Qui a dit que la poésie était morte et que les poètes étaient les parents pauvres des Lettres ? Je n’ose y croire. La poésie n’est pas morte, elle est là, ouvrons les yeux ! Et lorsque nous tombons enfin sur une voix juste, originale et mûre, l’émerveillement nous saisit, nous transporte loin, dans une sorte d’extase de mots, d’images et de symboles. C’est ce que j’ai ressenti en lisant le premier recueil de poèmes de Paul N’zo Mono (photo), Une lumière sur la chandelle qui vient de paraître chez l’Harmattan (un des derniers éditeurs à encore accorder un espace à la poésie). L’auteur est né au Congo-Brazzaville il y a 42 ans et vit entre la France et Saint-Paul de la Réunion. Son recueil est préfacé par le poète mauricien Khal Torabully, saluons donc cette fraternité littéraire éloignée de l’esprit de ghetto. Khal souligne à juste titre que le recueil de Paul N’zo Mono « dit la violence et la terreur avec une substance qui accroche à la langue, comme un besoin de conjurer un silence qui s’est épaissi en mots, arrêtés à la gorge, prêts à dire leur salve d’imprécations et d’espoirs cataclysmiques ». N’Zo Mono ouvre d’ailleurs son livre par une très belle citation de La parenthèse de sang de son illustre compatriote congolais Sony Labou Tansi « ...Dans cet enchevêtrement de morts et de vivants. On ne saura jamais plus qui. Qui est dans la lumère et qui est dans l’ombre. » Ce "clair-obscur" se ressent dans la subdivision du livre, les principales parties employant un vocabulaire à la fois exsangue et brûlant : Sang soleil, Ville à l’encre rouge... La description du pays est à l’image d’une déliquescence qui rappelle les malheurs du Congo, avec sans cesse cette obsession de la « brûlure » :

La verte prairie a brûlé

soleil et rivière ont séché

à l’ombre squelettique des roseaux

De la terre féconde nos paysans ont vu naître

des cailloux

et pour toute moisson des débris de toits brûlés

Le poète, outre son regard de visionnaire, montre du doigt les coupables de cette apocalypse :

La mort a battu sa campagne de sang

au bonheur des Généraux tueurs de nos nids

d’enfance

L’Amour traverse ce recueil, celui de la Mère (symbolisant une Afrique courageuse) et celui de l’être aimé, la Femme, cette fois-ci bien loin de celle célébrée par le grand Senghor. Ici la Femme est un métissage, sans frontières :

Mon baiser ivre pleure sur tes seins nus. Le désir m’étreint à tes cils créoles. Rêves doux des îles, je navigue à rêver.
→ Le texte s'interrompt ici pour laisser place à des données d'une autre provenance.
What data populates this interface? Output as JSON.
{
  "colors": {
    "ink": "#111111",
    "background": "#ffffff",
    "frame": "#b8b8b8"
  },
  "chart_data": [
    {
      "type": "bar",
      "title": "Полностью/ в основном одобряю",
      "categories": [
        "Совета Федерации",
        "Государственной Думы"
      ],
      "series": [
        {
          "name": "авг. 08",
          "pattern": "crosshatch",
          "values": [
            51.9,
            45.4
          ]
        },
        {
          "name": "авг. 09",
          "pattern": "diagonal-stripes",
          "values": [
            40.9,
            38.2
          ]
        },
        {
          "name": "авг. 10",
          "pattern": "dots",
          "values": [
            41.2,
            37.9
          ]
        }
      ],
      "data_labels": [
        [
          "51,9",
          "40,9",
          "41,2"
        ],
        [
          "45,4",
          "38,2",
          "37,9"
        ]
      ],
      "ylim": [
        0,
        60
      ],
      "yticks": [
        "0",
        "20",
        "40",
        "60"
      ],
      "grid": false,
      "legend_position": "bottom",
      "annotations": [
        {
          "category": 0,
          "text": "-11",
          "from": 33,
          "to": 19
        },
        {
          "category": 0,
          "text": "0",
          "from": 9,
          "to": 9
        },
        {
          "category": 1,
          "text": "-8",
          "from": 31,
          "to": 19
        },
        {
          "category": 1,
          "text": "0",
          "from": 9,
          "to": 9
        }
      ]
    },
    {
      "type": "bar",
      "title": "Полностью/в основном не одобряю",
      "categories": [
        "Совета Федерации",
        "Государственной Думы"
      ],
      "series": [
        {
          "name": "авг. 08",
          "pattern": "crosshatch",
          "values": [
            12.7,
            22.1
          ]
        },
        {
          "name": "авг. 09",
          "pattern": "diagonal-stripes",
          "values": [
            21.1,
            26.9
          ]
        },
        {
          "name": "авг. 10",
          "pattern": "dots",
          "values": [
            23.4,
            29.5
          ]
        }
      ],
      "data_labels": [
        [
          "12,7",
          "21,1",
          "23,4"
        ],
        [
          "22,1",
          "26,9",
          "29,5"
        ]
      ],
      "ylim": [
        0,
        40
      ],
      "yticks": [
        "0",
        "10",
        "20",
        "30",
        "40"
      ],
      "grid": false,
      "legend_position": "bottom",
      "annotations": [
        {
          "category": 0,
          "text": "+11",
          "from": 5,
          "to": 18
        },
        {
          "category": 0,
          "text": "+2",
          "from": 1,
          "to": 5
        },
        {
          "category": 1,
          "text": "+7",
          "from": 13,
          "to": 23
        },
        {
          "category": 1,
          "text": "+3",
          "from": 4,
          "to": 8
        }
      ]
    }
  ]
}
N’zo Mono dénonce certes l’imbécillité des guerres - son pays ayant été le théâtre de plusieurs confrontations "ethniques". Dénonciation ? Oui, mais le poète manie avec brio une plume dont la tranquillité et la préciosité impriment la colère des grandes œuvres poétiques. Cette colère créatrice qui sépare le chant plat du piètre militant de l’envolée sublime d’un texte qui traverse le temps. Il y a autant de faux poètes que de faux prophètes. Le texte de N’zo Mono nous rassure, nous satisfait, nous ragaillardit, nous gratifie d’un air frais en cette période de pollution.

Le grand poète congolais Tchicaya U’Tamsi

On notera donc tour à tour des influences éclectiques allant du grondement opiniâtre de Césaire à l’impertinence lyrique et langoureuse d’un Baudelaire errant dans les îles. Paul N’zo Mono apporte une voie nouvelle à la poésie congolaise qui attendait depuis longtemps son porte-étendard après les précurseurs que sont Tchicaya U’Tamsi, Tati Loutard ou Maxime Ndébéka. C’est dire que cette poésie est désormais entre de bonnes mains, libérée du chant factice et cérébral de certains épigones en mal d’inspiration et qui pensent d’abord la poésie avant de la vivre. Ces poètes-là exercent la poésie à l’instar des bodybuilders qui espèrent gonfler leur musculature avec la pratique des machines. Ils contribuent ainsi à nous éloigner de la fréquentation des Muses. Leurs chants - même les plus désespérés - ne sont que des échos égarés dans la broussaille de leurs illusions perdues. Du coup, si vous voulez vous réconcilier avec la poésie, lisez le plus vite possible Une lumière sur la chandelle ! Parce que, ce recueil, c’est de la poésie...

"UNE LUMIÈRE SUR LA CHANDELLE" de Paul N’Zo Mono. Préface de Khal Torabully, L’Harmattan, Coll. Poètes des cinq continents, 90 pages, 11 euros.